To build Text Analytics tools, you have to be both a computer scientist, and a fan of words. I call them “word nerds”. The initial engines started appearing in 2003, and have evolved dramatically. They started as purely static and moved to more advanced machine learning, that can get subtle nuances in language. They can also deal with common things in language such as disambiguation – that Mr. Riley, and Chris Riley are actually the same person.

I joined a Text Analytics vendor, compelled by the technology. I learned a lot. First ah hah moment I had was realizing the Text Analytics market of 2013 is very similar to where OCR was in the late 90’s. Where there were a lot of engines all trying to find a home. If the trend continues to be true, we will see massive consolidation, with a lot of client-side solutions, and only two or three general purpose engines that are embedded in them.
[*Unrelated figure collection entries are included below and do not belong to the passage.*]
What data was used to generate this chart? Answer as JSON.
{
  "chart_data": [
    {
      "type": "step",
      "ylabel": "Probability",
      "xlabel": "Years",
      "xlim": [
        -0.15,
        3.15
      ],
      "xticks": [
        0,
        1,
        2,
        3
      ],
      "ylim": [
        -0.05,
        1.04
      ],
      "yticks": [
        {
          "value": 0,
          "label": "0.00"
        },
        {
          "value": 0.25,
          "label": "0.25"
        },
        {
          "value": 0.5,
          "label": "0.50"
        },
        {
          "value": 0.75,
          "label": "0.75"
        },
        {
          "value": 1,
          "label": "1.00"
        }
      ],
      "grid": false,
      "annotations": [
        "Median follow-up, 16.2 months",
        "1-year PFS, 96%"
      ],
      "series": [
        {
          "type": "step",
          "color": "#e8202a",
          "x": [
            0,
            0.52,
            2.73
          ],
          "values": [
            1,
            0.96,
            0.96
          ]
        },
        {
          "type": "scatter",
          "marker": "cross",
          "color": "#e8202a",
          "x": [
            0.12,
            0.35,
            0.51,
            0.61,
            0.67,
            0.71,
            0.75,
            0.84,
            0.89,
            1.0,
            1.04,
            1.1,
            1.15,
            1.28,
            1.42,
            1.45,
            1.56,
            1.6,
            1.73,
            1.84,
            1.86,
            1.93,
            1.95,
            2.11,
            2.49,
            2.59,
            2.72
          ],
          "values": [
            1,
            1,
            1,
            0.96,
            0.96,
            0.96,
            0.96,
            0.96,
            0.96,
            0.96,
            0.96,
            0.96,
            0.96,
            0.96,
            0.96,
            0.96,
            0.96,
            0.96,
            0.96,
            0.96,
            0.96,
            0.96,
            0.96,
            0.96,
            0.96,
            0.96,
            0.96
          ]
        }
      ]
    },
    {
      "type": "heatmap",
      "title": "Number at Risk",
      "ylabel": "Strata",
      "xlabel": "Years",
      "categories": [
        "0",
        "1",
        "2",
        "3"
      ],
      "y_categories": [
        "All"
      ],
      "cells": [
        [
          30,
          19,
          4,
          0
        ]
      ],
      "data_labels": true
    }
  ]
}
The engines today fall into two categories – APIs and vertical solutions. The general purpose APIs are meant for development shops to integrate the technology. The vertical solutions, while customizable, solve specific problems. The most popular area, although perhaps not the most practical, is sentiment analysis. Companies wanting to use Text Analytics to understand the sentiment of the market relating to their product or their competitor’s product. Sentiment is usually measured on a positive negative, neutral, level but it gets more interesting when you derive intent or action as well as sentiment. This is an area that needs a lot of work still, and it’s very sensitive to the forum and domain. However if you look at where the most money is being spent in the Text Analytics market, it is here.

The low hanging fruit for general Text Analytics, is not large. Besides the specific use cases there is a small need for broad untrained Text Analytics in publishing both internal and public, and discovery including eDiscovery and content forensics. More fine tuned engines are winning in the area of content classification and routing. As a matter of fact there is growth in all of these types of solutions with players like ABBYY and Kodak coming onto the scene with client and server-level solutions with full UI.

These are neat, but not areas I feel will be high growth in Text Analytics, rather, where Text Analytics meets Big Data and Social it gets very interesting. IDC analyst David Schubmehl calls this space Unified Information Access ( I learned a lot from David ), and Gartner is toying with the idea of BigContent. I think the creativity will come in the area where Text Analytics meets volumes of truth data. This is called Linked Data and it’s an extremely powerful iterative tool for getting, not only entities from documents, but entities with social and real context.

It was a fun ride in the Text Analytics market, like OCR I suspect the core of this technology will just be one of those things embedded and assumed. It’s one of those technologies that a lot of people need, but nobody wants. As is true with all bespoke technologies. The power will also be teased out when the technologies mature from purely publishing use cases into more interesting creative ways of linking and suggesting content to users. Users today do not want to curate content, and they don’t want to search for it, they want to be told where and what it is.

CloudShare is proud to have several Text Analytics engine vendors using our product for demos in Pro and full development in Labs, and I hope to get a few of them in the Solution Showcase.